D. E. Bayer, Professor of Botany, UCD

J. E. Hill, Extension Agronomist, UCD

T. C. Foin, Professor of Environmental Studies, UCD

J. Webster, Staff Research Associate, Agronomy and Range Science Department, UCD

E. Roncoroni, Staff Research Associate, Botany Department, UCD

S. C. Scardaci, Farm Advisor, UCCE Colusa County

J. Brandon, Laboratory Assistant

J. Breen, Research Assistant

G. Fitzgerald, Research Assistant, Agronomy and

Range Science Department, UCD


Research into rice weeds - the biggest pest problem - focuses on new chemical methods of control; improvements in the performance and safety of herbicides currently in use; development of integrated rice management systems; and studies of the biology and physiology of rice weeds.

A limited number of new herbicides were tested for their ability to control weeds in water-seeded rice. Two new experimental herbicides, KIH 2023 and KIH 6127 from Kumiai Chemical Co., looked extremely promising for watergrass control at rates well below those of the currently used grass control herbicides.

A new herbicide from American Cyanamid, AC 322,140, controlled broadleaf weeds similar to Londax®. Researchers next will examine combinations of this new herbicide with grass control herbicides.

Combinations of Facet® (BAS 514) with Ordram® and Bolero® for watergrass control also looked promising, especially in view of the erratic performance of Facet® alone in previous studies.

Continuing studies with Londax® rate and timing confirmed results from previous years that show the 3/4 to 1 ounce rate controlled broadleaf weeds and sedges under most conditions.
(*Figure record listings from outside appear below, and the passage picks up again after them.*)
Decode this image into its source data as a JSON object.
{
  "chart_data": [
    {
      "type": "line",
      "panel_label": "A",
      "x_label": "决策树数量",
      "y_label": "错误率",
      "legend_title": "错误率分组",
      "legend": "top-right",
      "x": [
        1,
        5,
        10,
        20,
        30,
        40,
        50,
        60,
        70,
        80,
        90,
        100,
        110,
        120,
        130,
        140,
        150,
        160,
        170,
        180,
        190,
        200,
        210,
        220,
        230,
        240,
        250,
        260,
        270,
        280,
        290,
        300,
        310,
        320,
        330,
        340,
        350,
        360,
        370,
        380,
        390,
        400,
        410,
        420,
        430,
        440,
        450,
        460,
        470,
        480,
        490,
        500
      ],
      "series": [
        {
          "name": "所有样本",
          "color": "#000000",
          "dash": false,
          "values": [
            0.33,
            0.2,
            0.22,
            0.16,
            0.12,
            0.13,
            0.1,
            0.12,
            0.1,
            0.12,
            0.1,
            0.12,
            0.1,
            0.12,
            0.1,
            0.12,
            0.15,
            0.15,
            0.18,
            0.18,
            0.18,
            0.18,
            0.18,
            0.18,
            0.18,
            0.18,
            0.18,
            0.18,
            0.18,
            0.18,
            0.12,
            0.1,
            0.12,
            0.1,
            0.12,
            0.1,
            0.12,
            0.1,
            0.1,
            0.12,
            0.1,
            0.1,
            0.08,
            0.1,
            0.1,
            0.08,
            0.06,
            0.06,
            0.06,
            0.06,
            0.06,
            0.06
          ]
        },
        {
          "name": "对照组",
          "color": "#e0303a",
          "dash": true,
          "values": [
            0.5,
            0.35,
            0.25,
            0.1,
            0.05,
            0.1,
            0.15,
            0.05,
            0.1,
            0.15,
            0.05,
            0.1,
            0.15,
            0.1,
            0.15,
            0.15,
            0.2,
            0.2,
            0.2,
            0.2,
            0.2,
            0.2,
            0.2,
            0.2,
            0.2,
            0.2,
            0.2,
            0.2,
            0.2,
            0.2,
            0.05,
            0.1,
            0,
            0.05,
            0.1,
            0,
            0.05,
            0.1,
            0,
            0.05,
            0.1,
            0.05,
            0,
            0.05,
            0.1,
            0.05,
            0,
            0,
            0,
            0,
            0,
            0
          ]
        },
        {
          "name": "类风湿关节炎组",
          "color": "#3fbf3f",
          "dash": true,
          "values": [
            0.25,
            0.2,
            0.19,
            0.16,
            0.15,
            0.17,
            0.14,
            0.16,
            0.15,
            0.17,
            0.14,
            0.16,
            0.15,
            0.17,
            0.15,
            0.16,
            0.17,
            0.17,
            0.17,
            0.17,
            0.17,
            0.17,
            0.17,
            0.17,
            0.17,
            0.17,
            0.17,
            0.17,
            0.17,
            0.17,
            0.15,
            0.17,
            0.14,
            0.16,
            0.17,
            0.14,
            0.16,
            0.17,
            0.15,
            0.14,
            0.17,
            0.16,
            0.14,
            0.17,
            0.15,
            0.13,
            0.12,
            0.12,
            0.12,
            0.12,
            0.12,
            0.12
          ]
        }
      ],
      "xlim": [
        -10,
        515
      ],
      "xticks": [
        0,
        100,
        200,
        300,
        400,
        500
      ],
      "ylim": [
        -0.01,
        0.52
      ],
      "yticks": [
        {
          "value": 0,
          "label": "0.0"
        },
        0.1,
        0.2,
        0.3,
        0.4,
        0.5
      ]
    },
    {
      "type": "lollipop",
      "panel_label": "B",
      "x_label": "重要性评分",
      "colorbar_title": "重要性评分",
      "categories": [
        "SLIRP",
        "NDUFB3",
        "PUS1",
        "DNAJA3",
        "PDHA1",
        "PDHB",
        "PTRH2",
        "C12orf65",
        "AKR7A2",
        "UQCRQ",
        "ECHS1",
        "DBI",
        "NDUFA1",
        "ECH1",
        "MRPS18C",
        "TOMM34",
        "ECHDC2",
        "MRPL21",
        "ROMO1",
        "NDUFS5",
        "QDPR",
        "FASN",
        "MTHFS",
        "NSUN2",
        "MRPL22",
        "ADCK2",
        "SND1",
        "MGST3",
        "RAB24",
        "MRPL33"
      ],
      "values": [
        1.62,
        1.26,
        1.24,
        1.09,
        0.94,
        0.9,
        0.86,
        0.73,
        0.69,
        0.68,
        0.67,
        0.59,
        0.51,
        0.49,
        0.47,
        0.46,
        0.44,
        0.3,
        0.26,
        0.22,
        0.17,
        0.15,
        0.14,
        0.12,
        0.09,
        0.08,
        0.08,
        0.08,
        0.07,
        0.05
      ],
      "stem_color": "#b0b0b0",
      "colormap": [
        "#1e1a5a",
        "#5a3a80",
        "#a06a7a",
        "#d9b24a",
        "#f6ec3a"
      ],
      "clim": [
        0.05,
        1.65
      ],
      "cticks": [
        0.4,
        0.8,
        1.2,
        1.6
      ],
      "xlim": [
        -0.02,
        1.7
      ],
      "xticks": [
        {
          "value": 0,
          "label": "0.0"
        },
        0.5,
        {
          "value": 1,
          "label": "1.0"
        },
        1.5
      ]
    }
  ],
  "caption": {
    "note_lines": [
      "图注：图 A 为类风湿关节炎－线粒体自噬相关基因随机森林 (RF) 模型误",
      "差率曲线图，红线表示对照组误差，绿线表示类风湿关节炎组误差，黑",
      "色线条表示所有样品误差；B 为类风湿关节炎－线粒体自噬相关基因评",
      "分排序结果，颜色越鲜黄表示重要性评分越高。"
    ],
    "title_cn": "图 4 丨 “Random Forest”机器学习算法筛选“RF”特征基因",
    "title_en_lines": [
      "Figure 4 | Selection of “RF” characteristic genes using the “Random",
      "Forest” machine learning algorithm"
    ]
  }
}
This work also showed that applications even at the six-leaf stage of rice, although late, could control weeds if necessary.

Studies with postemergence grass herbicides showed more injury with Poast® than with Whip®.

Researchers also report progress in computer modeling and experimental analysis of weed-rice competition. Its value as a management tool is that it may be able to predict losses due to different kinds of weeds and help determine the most cost-effective control given a certain weed mixture. New, as well as existing studies, will be used to test the effectiveness of the program's ability to predict rice-weed interactions.

Researchers also looked into rice weed biology. Greenhouse, growth chamber and laboratory studies were conducted at UC Davis on the physiology of redstem, perennial arrowhead and herbicide-treated rice. The purpose of the greenhouse and laboratory studies on rice treated with herbicides is to evaluate:

  • Techniques to enhance herbicide activity and minimize injury to rice.
  • The influence of Londax® on root development of rice.

The purpose of research on redstem and perennial arrowhead was to learn how these weeds germinate and establish in rice fields.